Steffen Mau: Ja, an verschiedenen Grenzen. Das ist mir bei Reisen in Südamerika immer mal wieder passiert. Aber auch in der DDR. Die Grenze um die DDR war eine Einschlussgrenze, bei der eine Regierung ihre Bevölkerung kaserniert und eine starke Regulierung von Ein- und vor allem Austritten vorgenommen hat. Das war für die ersten zwei Dekaden meines Lebens eine sehr zentrale Erfahrung – die Nicht-Durchlässigkeit von Grenzen.

1990 gab es zwölf Mauergrenzen, 2018 ganze 72 – warum ist das so, wenn doch alle Welt von Globalisierung spricht?

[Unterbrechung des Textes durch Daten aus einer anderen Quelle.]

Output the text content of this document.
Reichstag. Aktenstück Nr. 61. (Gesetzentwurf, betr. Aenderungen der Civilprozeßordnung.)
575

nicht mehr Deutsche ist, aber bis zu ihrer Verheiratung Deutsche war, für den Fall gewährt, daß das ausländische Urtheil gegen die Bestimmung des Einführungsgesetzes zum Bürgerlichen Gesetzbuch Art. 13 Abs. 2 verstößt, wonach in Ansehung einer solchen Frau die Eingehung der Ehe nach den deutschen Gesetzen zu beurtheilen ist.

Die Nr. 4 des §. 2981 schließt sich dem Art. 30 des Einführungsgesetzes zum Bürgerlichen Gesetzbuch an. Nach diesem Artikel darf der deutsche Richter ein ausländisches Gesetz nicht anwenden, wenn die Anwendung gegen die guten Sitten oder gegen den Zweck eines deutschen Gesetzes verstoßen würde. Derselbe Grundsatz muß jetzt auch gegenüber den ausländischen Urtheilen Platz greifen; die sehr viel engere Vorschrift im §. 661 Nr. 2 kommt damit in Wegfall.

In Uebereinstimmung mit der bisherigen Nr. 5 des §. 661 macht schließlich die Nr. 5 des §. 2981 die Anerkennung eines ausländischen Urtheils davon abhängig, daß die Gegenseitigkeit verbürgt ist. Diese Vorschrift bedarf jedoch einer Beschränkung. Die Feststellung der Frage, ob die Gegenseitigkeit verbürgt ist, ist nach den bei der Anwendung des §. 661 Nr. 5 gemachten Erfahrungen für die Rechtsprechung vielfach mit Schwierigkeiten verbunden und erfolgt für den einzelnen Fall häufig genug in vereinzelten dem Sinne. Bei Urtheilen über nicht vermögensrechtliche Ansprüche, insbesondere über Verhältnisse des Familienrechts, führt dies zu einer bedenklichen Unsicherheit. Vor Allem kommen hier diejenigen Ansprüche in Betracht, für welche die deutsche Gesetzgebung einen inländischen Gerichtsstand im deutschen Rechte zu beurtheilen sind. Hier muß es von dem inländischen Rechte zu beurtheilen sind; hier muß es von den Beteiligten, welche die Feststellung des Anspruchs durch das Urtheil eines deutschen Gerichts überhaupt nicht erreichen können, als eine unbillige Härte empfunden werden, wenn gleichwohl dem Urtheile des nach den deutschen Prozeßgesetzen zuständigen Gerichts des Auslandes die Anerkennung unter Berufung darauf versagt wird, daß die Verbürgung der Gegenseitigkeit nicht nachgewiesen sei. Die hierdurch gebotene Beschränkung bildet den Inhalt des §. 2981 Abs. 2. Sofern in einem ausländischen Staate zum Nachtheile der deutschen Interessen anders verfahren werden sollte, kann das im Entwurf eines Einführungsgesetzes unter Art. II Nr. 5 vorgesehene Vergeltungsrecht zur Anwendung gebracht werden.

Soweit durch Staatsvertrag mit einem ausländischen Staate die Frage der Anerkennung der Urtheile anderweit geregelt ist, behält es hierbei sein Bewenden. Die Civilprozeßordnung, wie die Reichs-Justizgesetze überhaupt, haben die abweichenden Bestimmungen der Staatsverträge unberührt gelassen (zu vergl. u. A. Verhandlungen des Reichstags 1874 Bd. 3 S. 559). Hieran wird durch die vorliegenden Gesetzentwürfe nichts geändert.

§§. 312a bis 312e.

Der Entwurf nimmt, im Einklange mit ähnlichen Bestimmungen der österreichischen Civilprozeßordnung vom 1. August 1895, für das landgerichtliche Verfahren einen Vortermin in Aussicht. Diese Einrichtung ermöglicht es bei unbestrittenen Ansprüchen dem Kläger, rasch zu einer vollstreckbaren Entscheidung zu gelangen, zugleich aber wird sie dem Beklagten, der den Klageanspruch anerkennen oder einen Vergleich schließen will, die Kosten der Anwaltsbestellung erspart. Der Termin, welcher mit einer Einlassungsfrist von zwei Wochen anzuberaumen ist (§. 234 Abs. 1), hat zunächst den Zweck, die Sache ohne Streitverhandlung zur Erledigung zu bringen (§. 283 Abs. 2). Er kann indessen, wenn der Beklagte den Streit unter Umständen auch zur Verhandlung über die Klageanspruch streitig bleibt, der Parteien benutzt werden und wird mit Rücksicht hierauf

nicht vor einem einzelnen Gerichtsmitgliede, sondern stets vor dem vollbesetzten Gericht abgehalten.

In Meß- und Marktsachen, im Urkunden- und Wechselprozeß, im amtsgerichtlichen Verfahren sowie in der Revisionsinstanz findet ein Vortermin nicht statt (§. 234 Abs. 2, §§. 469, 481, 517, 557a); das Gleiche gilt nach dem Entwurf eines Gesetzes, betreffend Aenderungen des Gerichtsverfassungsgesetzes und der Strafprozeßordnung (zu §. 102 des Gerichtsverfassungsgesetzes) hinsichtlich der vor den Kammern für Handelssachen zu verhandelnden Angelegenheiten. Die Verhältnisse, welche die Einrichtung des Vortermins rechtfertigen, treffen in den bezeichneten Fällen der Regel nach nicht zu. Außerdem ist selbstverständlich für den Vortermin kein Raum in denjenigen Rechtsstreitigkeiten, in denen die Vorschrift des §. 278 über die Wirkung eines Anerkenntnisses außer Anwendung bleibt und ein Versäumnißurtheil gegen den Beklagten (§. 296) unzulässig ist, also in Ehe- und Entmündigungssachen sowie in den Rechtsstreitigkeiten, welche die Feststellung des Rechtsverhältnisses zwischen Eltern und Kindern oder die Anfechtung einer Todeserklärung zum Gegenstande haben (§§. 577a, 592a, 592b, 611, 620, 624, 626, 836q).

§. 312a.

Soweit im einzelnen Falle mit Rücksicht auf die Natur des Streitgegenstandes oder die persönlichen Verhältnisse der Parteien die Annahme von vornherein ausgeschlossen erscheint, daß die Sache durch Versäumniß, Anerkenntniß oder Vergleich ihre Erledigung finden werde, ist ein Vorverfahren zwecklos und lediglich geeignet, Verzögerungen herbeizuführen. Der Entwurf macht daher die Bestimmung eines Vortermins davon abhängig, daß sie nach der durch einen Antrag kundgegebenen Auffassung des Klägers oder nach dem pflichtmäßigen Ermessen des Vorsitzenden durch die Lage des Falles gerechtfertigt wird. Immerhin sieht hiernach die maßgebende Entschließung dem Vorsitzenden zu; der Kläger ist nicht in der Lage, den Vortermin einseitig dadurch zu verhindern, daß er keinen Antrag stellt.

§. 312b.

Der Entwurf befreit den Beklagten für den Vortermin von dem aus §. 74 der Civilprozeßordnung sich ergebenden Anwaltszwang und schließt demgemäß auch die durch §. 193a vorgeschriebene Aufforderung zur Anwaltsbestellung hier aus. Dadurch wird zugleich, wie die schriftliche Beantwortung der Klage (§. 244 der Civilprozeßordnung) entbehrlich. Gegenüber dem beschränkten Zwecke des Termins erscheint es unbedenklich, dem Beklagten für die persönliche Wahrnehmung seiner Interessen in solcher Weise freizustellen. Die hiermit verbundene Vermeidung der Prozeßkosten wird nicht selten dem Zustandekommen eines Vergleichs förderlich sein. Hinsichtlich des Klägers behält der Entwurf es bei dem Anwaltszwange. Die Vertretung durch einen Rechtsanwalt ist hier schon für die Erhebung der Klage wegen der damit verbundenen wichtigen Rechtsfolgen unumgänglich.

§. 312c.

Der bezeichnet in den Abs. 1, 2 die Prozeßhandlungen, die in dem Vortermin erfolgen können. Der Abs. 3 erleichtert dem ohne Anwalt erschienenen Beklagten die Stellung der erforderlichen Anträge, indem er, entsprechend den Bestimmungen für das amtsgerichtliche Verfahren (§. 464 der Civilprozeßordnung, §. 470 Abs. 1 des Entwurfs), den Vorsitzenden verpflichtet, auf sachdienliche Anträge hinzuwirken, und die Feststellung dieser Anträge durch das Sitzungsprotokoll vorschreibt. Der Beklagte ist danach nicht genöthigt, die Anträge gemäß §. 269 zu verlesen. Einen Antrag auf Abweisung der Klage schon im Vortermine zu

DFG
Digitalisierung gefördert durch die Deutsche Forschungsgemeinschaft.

Mau: Es ist ein Paradox und überraschend, dass die Phase der Globalisierung von einer Härtung von Grenzen begleitet wurde. Beides passiert gleichzeitig, tritt im Tandem auf. Eine These ist, dass sich mit einer größeren Dynamik grenzüberschreitender Prozesse auch das Interesse an Schließung und Abwehr verstärkt. Globalisierung ist selten eine pauschale Öffnung für alles und jede oder jeden, sondern ein sehr selektiver Vorgang. Mauergrenzen dienen dazu, an Orten, an denen es starke Reibungen gibt, solche Sortierungsprozesse durchzusetzen und sehr effektiv bestimmte Territorien von unwillkommener Mobilität oder Migration abzuschotten.

Der Interviewpartner

Steffen Mau lehrt Makrosoziologie an der Humboldt-Universität zu Berlin. Zuletzt sind von ihm die Bücher "Das metrische Wir. Über die Quantifizierung des Sozialen" (2017) und "Lütten Klein. Leben in der ostdeutschen Transformationsgesellschaft" (2019) erschienen. Er wurde 2021 mit dem Leibniz-Preis der Deutschen Forschungsgemeinschaft ausgezeichnet.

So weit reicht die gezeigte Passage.